Installation view, "Gerhard Richter: Engadin", Hauser & Wirth St. Moritz, 16 December 2023 until 13 April 2024 © 2023 Gerhard Richter

The paintings on display in St. Moritz, are mainly paintings that Richter created from photographs he took while hiking in the Upper Engadin. Landscape paintings, which always fascinated him because of their supposed timelessness. These landscapes show the breadth of Richter's work, its ambiguity, the seductive transfiguration of nature and reflection of its strangeness, until one day you yourself become part of it again, one of many.

A highlight, if that is the appropriate term amidst all the other paintings, is the painting “Waterfall”, from the Winterthur Museum, which clearly traces Richter's exploration of 19th century Romantic painting through to total realism. Somewhat later, the artist painted over some of the Engadin motifs, including depictions of Piz Materdell and Lake Sils, and transformed them into abstract paintings with a melancholy atmosphere that respond to impressions of the landscape and do not betray them. The Nietzsche House mainly shows photographs of snow-covered fir trees, which accompany texts focused on significant historical events by the writer Alexander Kluge in December (Suhrkamp 2010). Just magnificent.

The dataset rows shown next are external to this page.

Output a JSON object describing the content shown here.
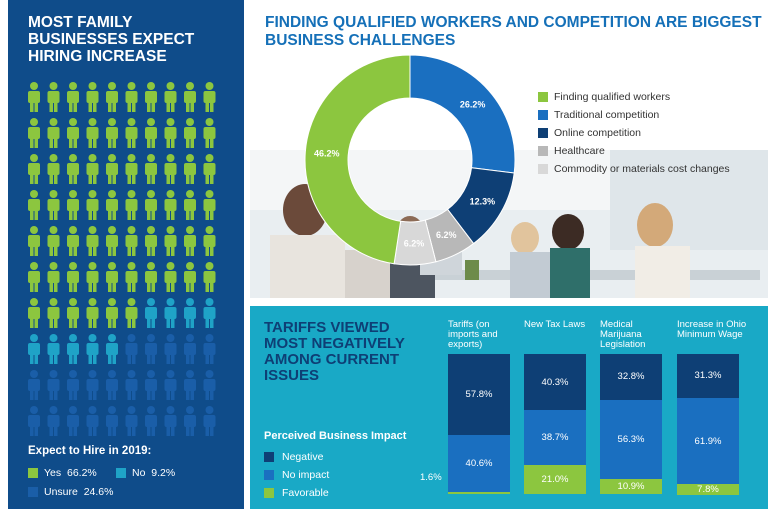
{
  "left": {
    "title": "MOST FAMILY BUSINESSES EXPECT HIRING INCREASE",
    "subtitle": "Expect to Hire in 2019:",
    "legend": [
      {
        "label": "Yes",
        "value": "66.2%",
        "color": "#8cc63f"
      },
      {
        "label": "No",
        "value": "9.2%",
        "color": "#1fa3c7"
      },
      {
        "label": "Unsure",
        "value": "24.6%",
        "color": "#1a5ea8"
      }
    ]
  },
  "top": {
    "title": "FINDING QUALIFIED WORKERS AND COMPETITION ARE BIGGEST BUSINESS CHALLENGES"
  },
  "bottom": {
    "title": "TARIFFS VIEWED MOST NEGATIVELY AMONG CURRENT ISSUES",
    "legend_title": "Perceived Business Impact",
    "legend": [
      {
        "label": "Negative",
        "color": "#0e3f75"
      },
      {
        "label": "No impact",
        "color": "#1a6fc0"
      },
      {
        "label": "Favorable",
        "color": "#8cc63f"
      }
    ]
  },
  "chart_data": [
    {
      "type": "pie",
      "title": "Expect to Hire in 2019:",
      "categories": [
        "Yes",
        "No",
        "Unsure"
      ],
      "values": [
        66.2,
        9.2,
        24.6
      ],
      "colors": [
        "#8cc63f",
        "#1fa3c7",
        "#1a5ea8"
      ]
    },
    {
      "type": "pie",
      "title": "FINDING QUALIFIED WORKERS AND COMPETITION ARE BIGGEST BUSINESS CHALLENGES",
      "categories": [
        "Finding qualified workers",
        "Traditional competition",
        "Online competition",
        "Healthcare",
        "Commodity or materials cost changes"
      ],
      "values": [
        46.2,
        26.2,
        12.3,
        6.2,
        6.2
      ],
      "labels": [
        "46.2%",
        "26.2%",
        "12.3%",
        "6.2%",
        "6.2%"
      ],
      "colors": [
        "#8cc63f",
        "#1a6fc0",
        "#0e3f75",
        "#b8b8b8",
        "#d8d8d8"
      ]
    },
    {
      "type": "bar",
      "stacked": true,
      "title": "TARIFFS VIEWED MOST NEGATIVELY AMONG CURRENT ISSUES",
      "categories": [
        "Tariffs (on imports and exports)",
        "New Tax Laws",
        "Medical Marijuana Legislation",
        "Increase in Ohio Minimum Wage"
      ],
      "series": [
        {
          "name": "Negative",
          "values": [
            57.8,
            40.3,
            32.8,
            31.3
          ],
          "labels": [
            "57.8%",
            "40.3%",
            "32.8%",
            "31.3%"
          ],
          "color": "#0e3f75"
        },
        {
          "name": "No impact",
          "values": [
            40.6,
            38.7,
            56.3,
            61.9
          ],
          "labels": [
            "40.6%",
            "38.7%",
            "56.3%",
            "61.9%"
          ],
          "color": "#1a6fc0"
        },
        {
          "name": "Favorable",
          "values": [
            1.6,
            21.0,
            10.9,
            7.8
          ],
          "labels": [
            "1.6%",
            "21.0%",
            "10.9%",
            "7.8%"
          ],
          "color": "#8cc63f"
        }
      ]
    }
  ]
}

Installation view, "Gerhard Richter: Engadin", Segantini Museum St. Moritz, 16 December 2023 until 13 April 2024 © 2023 Gerhard Richter

Over the 60 years of his artistic career, Gerhard Richter has created a groundbreaking body of work whose thematic and stylistic diversity is unparalleled in the art of our time. With this current exhibition, some of his Engadin artworks are returning to the valley.